Sarin, R., Hick, J., Livinski, A., Nieratko, J., Treber, M., Mazurek, A., . . . Goralnick, E. (2019). Disaster Medicine: A Comprehensive Review of the Literature From 2016. Disaster Medicine and Public Health Preparedness, 13(5-6), 946-957. doi:10.1017/dmp.2019.18
(Well, it's hard to define, hard to research, hard to apply the research, and it needs more research. How's that?)
Context: Researchers teamed up from the Society of Academic Emergency Medicine, The National Institutes of Health, and the Office of the Assistant Secretary for Preparedness and Response - Technical Resources, Assistance Center, and Information Exchange (ASPR-TRACIE) for an annual review of the most important disaster medicine literature. Disaster management is growing in importance, interest, and professionalization. What comprises this field is one question. The authors use this helpful definition in their search: “…providing health care to disaster survivors and providing medically related disaster preparation, planning, response, and recovery support and leadership regardless of the causative hazard." The answers also help to define and describe the field (see conclusions). So if any of that is of interest to you, this objective certainly will be as well: "The question of what the most important articles are to read within one's limited time becomes important."
Methods: This is a comprehensive literature review of all major disaster and emergency medicine publications, as well as a wide body of gray literature. 1175 articles were screened, 565 had the full text reviewed, and a thorough, predetermined rating system applied to yield 18 publications in the final review.

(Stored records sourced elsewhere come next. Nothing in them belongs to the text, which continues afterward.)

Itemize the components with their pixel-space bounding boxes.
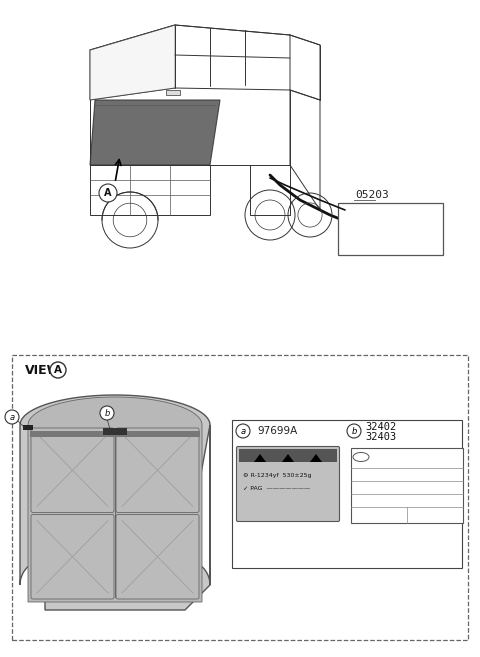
Polygon shape [28,397,202,602]
Bar [338,203,443,255]
Polygon shape [20,395,210,610]
FancyBboxPatch shape [31,428,114,512]
FancyBboxPatch shape [31,514,114,599]
Text: b: b [104,409,110,417]
Circle shape [5,410,19,424]
Polygon shape [166,90,180,95]
Bar [103,428,127,435]
Text: 97699A: 97699A [257,426,297,436]
FancyBboxPatch shape [237,447,339,522]
Bar [232,420,462,568]
Bar [30,431,200,437]
Ellipse shape [353,453,369,461]
FancyBboxPatch shape [116,428,199,512]
FancyBboxPatch shape [116,514,199,599]
Polygon shape [254,454,266,462]
Circle shape [99,184,117,202]
Text: 32403: 32403 [365,432,396,442]
Text: VIEW: VIEW [25,363,61,376]
Polygon shape [90,100,220,165]
Text: a: a [10,413,14,422]
Text: ⚙ R-1234yf  530±25g: ⚙ R-1234yf 530±25g [243,474,312,478]
Text: A: A [104,188,112,198]
Text: a: a [240,426,246,436]
Text: 05203: 05203 [355,190,389,200]
Bar [351,448,463,523]
Circle shape [50,362,66,378]
Polygon shape [90,25,175,100]
Text: b: b [351,426,357,436]
Polygon shape [282,454,294,462]
Circle shape [236,424,250,438]
Text: ✓ PAG  ———————: ✓ PAG ——————— [243,486,310,491]
Circle shape [100,406,114,420]
Text: 32402: 32402 [365,422,396,432]
Bar [239,449,337,462]
Text: A: A [54,365,62,375]
Circle shape [347,424,361,438]
Polygon shape [310,454,322,462]
Bar [12,355,468,640]
Bar [23,425,33,430]
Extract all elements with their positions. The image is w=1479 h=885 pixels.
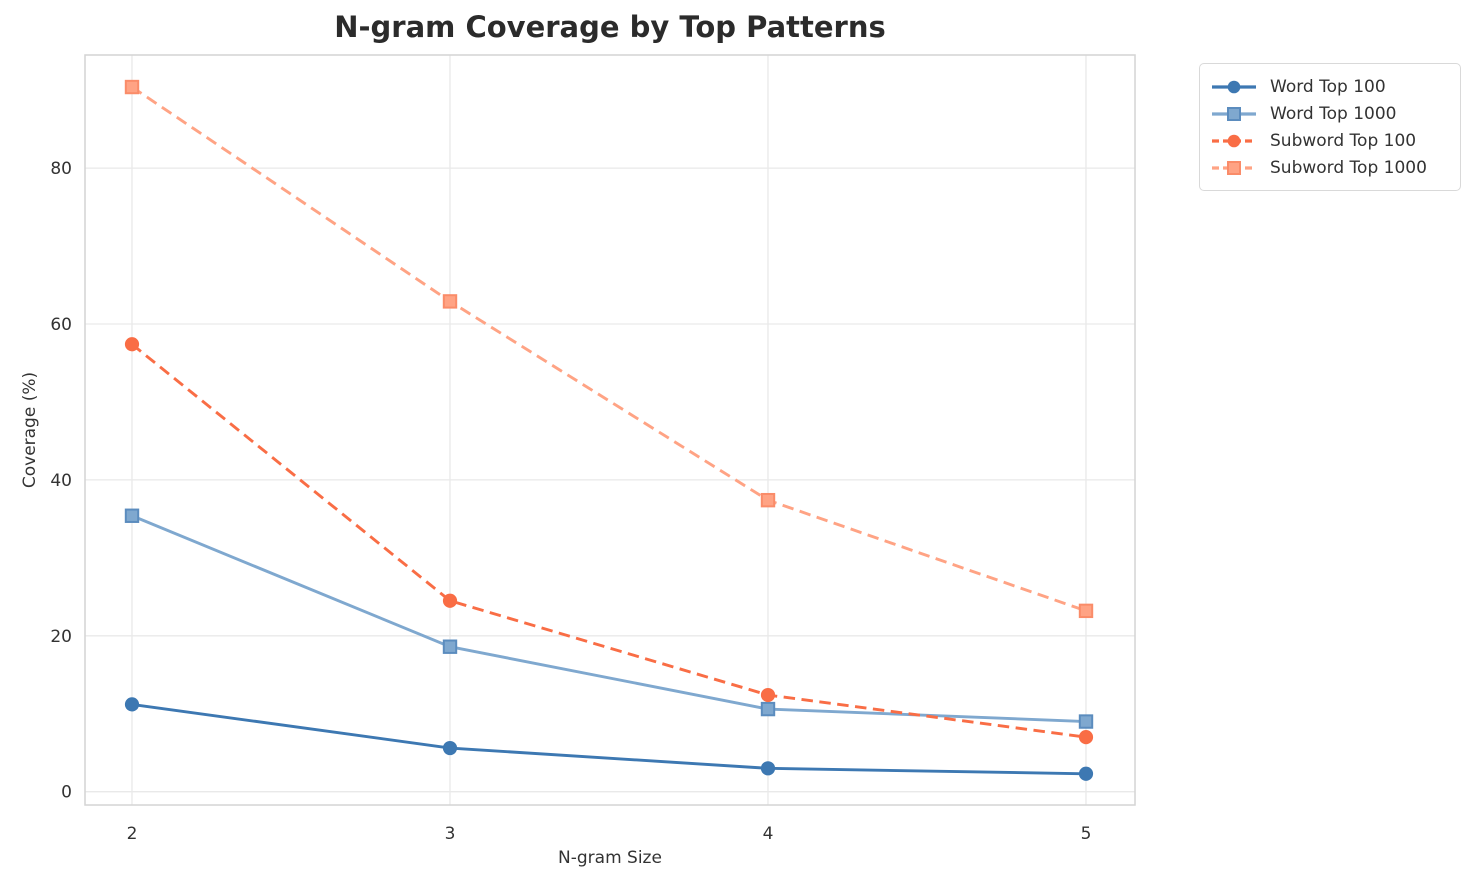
- series-line-0: [131, 702, 1087, 776]
- legend-item: Word Top 1000: [1211, 100, 1450, 127]
- y-tick-label: 20: [50, 627, 72, 647]
- legend-label: Word Top 100: [1270, 76, 1386, 97]
- x-tick-label: 2: [127, 824, 138, 844]
- data-point: [442, 593, 458, 608]
- legend-sample-square: [1212, 160, 1256, 175]
- legend: Word Top 100 Word Top 1000 Subword Top 100…: [1199, 63, 1461, 191]
- data-point: [760, 761, 776, 776]
- x-axis-label: N-gram Size: [558, 848, 662, 868]
- data-point: [442, 639, 458, 654]
- x-tick-label: 4: [763, 824, 774, 844]
- data-point: [124, 697, 140, 712]
- legend-label: Subword Top 1000: [1270, 157, 1427, 178]
- series-line-2: [131, 343, 1087, 739]
- y-axis-label: Coverage (%): [20, 371, 40, 489]
- legend-label: Subword Top 100: [1270, 130, 1417, 151]
- data-point: [442, 294, 458, 309]
- x-tick-label: 3: [445, 824, 456, 844]
- data-point: [760, 492, 776, 508]
- y-tick-label: 60: [50, 315, 72, 335]
- data-point: [442, 740, 458, 756]
- y-tick-label: 40: [50, 471, 72, 491]
- chart-title: N-gram Coverage by Top Patterns: [334, 10, 886, 44]
- legend-label: Word Top 1000: [1270, 103, 1397, 124]
- data-point: [124, 79, 140, 95]
- data-point: [124, 337, 140, 352]
- axes-spines: [84, 54, 1136, 806]
- data-point: [760, 687, 776, 703]
- legend-sample-circle: [1212, 134, 1256, 147]
- data-point: [1078, 603, 1094, 619]
- data-point: [124, 508, 140, 523]
- legend-item: Subword Top 100: [1211, 127, 1450, 154]
- legend-sample-square: [1212, 106, 1256, 121]
- y-tick-label: 80: [50, 159, 72, 179]
- x-tick-label: 5: [1081, 824, 1092, 844]
- series-line-3: [131, 85, 1087, 613]
- data-point: [1078, 766, 1094, 781]
- series-line-1: [131, 514, 1087, 723]
- data-point: [760, 701, 776, 717]
- data-point: [1078, 730, 1094, 745]
- legend-item: Word Top 100: [1211, 73, 1450, 100]
- legend-sample-circle: [1212, 80, 1256, 93]
- data-point: [1078, 714, 1094, 729]
- y-tick-label: 0: [61, 783, 72, 803]
- legend-item: Subword Top 1000: [1211, 154, 1450, 181]
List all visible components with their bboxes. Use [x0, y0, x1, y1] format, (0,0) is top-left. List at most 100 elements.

Conclusions: Anecdotal, single institution reports predominated, leading the authors to conclude that, while anecdotal evidence has value, disaster research could hopefully progress to include original research "in the form of randomized controlled trials, meta-analyses, interventional studies, cohort analyses, epidemiological assessments, cost-effective analyses, and others."
Disaster medicine is broad and includes emergency medicine, emergency management, trauma care, and global medicine. The reviewed papers highlighted responses to Ebola (2 papers), mass violence (3), hurricanes (2), earthquakes (3); research frameworks (2), psychological effects (2), Emergency Department adaptation (1), regulatory changes (1), and best practices (2). The authors call for more precision in defining disaster medicine and its scope. They urged collaboration and organization in research. They suggest more standardization in education.
“In some cases, there is no substitute for descriptive learning from novel events, and a balance must be struck in the scoring systems to account for this tension between clinical value and academic rigor.”